Galerie des Modes, 47e Cahier, 4e Figure

The beautiful and tender woman from Lyons, forgetting everything in order to reflect only on her lover, announces by her bearing how much her heart is worried by his absence as she seems to pay no attention to the tumult at the Palais-Royal where she is found: she is coiffed with a hat à la Almaviva,* morning gown and satin mantelet bordered with white fur. (1785)
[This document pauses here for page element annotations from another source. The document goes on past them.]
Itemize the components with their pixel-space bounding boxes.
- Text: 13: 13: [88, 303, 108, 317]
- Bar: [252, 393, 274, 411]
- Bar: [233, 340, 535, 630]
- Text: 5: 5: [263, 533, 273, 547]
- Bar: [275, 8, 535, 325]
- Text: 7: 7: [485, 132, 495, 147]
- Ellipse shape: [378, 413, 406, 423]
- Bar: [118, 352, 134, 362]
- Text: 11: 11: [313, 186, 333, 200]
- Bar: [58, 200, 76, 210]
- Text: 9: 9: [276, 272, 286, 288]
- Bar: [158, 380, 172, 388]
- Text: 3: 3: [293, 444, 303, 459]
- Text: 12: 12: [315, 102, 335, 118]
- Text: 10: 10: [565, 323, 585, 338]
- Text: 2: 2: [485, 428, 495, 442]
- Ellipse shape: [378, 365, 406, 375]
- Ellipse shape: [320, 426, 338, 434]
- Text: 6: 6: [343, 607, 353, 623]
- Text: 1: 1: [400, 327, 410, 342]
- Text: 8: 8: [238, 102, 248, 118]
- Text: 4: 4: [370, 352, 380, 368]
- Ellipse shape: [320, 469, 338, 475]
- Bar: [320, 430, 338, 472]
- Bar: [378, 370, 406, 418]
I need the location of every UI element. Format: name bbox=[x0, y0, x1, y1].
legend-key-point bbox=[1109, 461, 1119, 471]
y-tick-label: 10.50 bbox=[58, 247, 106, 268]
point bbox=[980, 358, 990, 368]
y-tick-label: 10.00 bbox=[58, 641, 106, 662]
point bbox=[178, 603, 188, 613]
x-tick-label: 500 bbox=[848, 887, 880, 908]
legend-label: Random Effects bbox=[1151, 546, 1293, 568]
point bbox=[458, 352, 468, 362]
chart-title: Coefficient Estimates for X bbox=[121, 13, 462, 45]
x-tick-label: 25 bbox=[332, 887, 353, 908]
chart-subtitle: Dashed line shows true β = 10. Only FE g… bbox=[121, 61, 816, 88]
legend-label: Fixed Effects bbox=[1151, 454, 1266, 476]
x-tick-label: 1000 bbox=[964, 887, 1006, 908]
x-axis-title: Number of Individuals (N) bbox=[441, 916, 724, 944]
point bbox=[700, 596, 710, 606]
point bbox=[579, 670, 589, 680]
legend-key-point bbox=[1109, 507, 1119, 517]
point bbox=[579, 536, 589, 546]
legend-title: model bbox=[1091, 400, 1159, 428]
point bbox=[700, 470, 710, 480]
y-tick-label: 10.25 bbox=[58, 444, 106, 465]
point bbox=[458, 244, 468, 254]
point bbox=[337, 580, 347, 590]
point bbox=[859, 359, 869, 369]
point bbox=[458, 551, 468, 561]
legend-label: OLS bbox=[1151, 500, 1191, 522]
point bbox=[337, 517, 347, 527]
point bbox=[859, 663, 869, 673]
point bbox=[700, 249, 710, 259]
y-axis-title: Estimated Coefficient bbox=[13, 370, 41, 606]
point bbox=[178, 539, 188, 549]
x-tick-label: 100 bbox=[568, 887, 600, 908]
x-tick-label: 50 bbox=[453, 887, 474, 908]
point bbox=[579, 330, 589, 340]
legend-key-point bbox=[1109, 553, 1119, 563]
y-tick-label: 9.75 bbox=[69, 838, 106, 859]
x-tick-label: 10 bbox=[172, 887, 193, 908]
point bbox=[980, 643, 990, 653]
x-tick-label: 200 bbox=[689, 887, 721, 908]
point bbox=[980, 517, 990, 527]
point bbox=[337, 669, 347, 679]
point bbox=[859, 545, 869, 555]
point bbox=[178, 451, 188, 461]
Palais-Royal. - "A unique point on the globe.  Visit London, Amsterdam, Madrid, Vienna, you will see nothing to match it: a prisoner could live there without boredom, and only consider freedom at the end of several years ... It is called the capital of Paris.  Everything is found there; but set a young man of twenty years there, with fifty thousand livres a year, he would want no more, he could no longer go out of this place of faerie; he would become a Renaud in this palace of Armide; and if this hero lost his time there and almost his glory, our young man will lose his health, and maybe his fortune: it is only there that he could play henceforth; everywhere else he would become bored.  This enchanted sojourn is a little luxurious city, enclosed in a large one: it is the temple of the voluptue, where the brilliant vices have banned even the ghost of modesty: there is no tavern in the world more graciously depraved; one laughs there, and it is innocence which still blushes."

S. MERCIER, Tableau de Paris, 1783

* Count Almaviva is Figaro's employer, who is trying to seduce Suzanne, Figaro's bride-to-be.